I am not an energy expert, but I have done enough research on wind power to question the state’s uncritical advocacy of it.
An untold number of private citizens and quasi-public entities have been purchasing small turbines that cost upwards of $16,000 not including finance charges. A 30 percent federal tax write-off plus small state subsidies sometimes reduce the burden to about $10,000.
Not one of the randomly selected six sites I know about has produced more than $80 per year in electricity. In addition, I went to Mt. Abrams High School, located next to Sugarloaf, because it probably has Maine’s prime wind corridor. It, too, is producing far less than what was promised.
A treatment plant turbine in Farmington also is a costly failure. The last I knew, Saco with its larger $77,000 turbine was trying to persuade the supplier to take it back. The plant manager did not return my call. Kittery evidently did succeed in canceling its purchase. So, all nine operative turbines I know about have been dismal failures.

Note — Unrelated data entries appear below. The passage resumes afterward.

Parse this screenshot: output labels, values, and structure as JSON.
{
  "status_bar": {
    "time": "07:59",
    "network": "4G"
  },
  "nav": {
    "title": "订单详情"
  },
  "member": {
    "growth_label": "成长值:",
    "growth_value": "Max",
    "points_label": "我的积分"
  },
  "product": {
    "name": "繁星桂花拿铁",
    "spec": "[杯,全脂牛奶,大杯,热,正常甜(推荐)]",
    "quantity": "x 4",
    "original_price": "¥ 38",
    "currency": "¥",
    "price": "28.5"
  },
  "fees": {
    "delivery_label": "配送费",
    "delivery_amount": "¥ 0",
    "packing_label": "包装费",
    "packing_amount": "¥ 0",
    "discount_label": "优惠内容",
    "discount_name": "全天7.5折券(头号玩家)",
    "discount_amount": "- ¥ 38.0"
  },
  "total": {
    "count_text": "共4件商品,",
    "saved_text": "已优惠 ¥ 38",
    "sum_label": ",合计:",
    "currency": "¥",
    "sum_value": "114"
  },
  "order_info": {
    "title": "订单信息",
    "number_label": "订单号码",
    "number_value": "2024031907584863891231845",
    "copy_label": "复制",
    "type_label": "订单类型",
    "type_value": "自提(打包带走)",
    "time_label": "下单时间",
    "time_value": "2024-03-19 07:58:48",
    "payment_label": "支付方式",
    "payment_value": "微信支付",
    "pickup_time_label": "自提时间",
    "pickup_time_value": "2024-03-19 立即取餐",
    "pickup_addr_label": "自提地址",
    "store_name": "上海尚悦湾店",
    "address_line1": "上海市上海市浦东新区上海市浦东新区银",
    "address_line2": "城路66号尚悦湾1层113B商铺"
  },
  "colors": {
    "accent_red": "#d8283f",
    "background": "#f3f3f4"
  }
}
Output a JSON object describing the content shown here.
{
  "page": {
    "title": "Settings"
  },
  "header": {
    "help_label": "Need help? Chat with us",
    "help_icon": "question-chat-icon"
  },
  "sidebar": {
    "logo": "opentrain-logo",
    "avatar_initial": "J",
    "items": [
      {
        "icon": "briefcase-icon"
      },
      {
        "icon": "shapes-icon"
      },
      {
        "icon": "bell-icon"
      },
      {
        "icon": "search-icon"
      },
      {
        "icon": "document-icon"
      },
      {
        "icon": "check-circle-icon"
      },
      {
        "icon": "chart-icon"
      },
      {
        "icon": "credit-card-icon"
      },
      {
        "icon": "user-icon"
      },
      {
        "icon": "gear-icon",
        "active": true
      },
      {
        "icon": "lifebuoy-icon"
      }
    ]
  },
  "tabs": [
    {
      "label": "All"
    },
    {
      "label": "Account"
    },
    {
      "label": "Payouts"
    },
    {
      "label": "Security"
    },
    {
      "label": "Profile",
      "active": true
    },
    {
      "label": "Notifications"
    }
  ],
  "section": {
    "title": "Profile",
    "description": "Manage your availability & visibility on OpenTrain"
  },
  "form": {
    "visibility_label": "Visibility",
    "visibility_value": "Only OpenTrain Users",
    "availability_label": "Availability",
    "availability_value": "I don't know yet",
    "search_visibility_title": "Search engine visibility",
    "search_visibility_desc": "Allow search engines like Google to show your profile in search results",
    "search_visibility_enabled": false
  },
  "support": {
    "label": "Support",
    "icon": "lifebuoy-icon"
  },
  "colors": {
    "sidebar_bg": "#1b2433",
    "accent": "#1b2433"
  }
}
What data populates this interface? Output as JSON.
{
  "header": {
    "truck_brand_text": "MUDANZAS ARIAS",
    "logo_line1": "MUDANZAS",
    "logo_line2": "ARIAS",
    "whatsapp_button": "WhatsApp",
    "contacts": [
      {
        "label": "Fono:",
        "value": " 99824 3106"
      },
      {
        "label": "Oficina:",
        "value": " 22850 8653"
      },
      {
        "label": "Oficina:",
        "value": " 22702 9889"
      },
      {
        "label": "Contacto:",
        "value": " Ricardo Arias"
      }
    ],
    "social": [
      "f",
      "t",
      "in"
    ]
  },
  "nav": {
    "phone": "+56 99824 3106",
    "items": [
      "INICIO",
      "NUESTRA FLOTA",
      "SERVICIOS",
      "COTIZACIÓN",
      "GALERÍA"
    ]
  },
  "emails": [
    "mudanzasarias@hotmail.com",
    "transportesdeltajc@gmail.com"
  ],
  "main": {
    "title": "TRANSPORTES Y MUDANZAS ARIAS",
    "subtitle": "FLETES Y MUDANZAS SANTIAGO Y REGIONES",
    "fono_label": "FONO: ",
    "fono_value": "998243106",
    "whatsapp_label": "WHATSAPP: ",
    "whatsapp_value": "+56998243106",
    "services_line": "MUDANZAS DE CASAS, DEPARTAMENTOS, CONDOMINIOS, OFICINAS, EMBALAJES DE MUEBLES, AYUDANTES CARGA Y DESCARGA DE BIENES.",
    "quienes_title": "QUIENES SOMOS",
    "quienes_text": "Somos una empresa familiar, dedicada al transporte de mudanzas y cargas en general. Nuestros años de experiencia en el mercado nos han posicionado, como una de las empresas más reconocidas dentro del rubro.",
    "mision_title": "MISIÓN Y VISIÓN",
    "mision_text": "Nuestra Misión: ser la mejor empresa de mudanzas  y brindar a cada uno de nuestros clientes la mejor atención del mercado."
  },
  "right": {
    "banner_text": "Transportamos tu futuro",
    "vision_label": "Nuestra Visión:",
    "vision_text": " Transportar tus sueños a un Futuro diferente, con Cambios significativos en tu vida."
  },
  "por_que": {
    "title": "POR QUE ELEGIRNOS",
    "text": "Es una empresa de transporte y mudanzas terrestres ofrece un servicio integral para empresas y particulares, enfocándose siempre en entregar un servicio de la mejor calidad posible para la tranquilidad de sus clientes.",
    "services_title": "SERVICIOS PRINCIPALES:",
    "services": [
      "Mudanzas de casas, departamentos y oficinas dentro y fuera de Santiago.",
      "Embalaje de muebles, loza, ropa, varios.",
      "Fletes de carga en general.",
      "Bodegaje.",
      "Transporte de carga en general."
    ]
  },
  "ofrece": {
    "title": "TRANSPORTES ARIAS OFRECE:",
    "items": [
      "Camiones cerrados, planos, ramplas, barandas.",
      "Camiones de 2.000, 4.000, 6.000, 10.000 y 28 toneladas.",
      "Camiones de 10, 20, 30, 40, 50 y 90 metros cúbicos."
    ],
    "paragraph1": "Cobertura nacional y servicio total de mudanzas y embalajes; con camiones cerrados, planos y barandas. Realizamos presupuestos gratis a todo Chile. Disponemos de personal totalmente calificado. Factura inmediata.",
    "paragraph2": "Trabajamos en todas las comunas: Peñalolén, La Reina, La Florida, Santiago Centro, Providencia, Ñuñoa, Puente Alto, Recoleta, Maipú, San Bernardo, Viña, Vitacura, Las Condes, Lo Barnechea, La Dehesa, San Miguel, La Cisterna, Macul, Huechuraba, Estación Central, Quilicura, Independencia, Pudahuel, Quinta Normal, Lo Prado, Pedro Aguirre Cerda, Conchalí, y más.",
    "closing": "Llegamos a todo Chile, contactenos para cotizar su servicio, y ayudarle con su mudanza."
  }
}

The state is partly responsible for victimizing these purchasers because officials have publicly been extolling the virtues of wind power. I think state officials have at least two obligations.
They should warn people to be wary of purchasing wind turbines and they should enact a law requiring companies that sell turbines to give rebates when their turbines fail to meet promised production goals.
John Kerry, state energy director, claims that the Efficiency Maine Trust, which offers subsidies, did not look into the economics of wind power. On paper, Maine has a public advocate, but I know of no public warnings from his office.
Finally, our state is committed to producing a fixed number of megawatts from land and ocean sites, but it has done so also without knowing whether wind farms are economically viable.
There needs to a public symposium on the financial feasibility of all wind turbines, small, intermediate and large.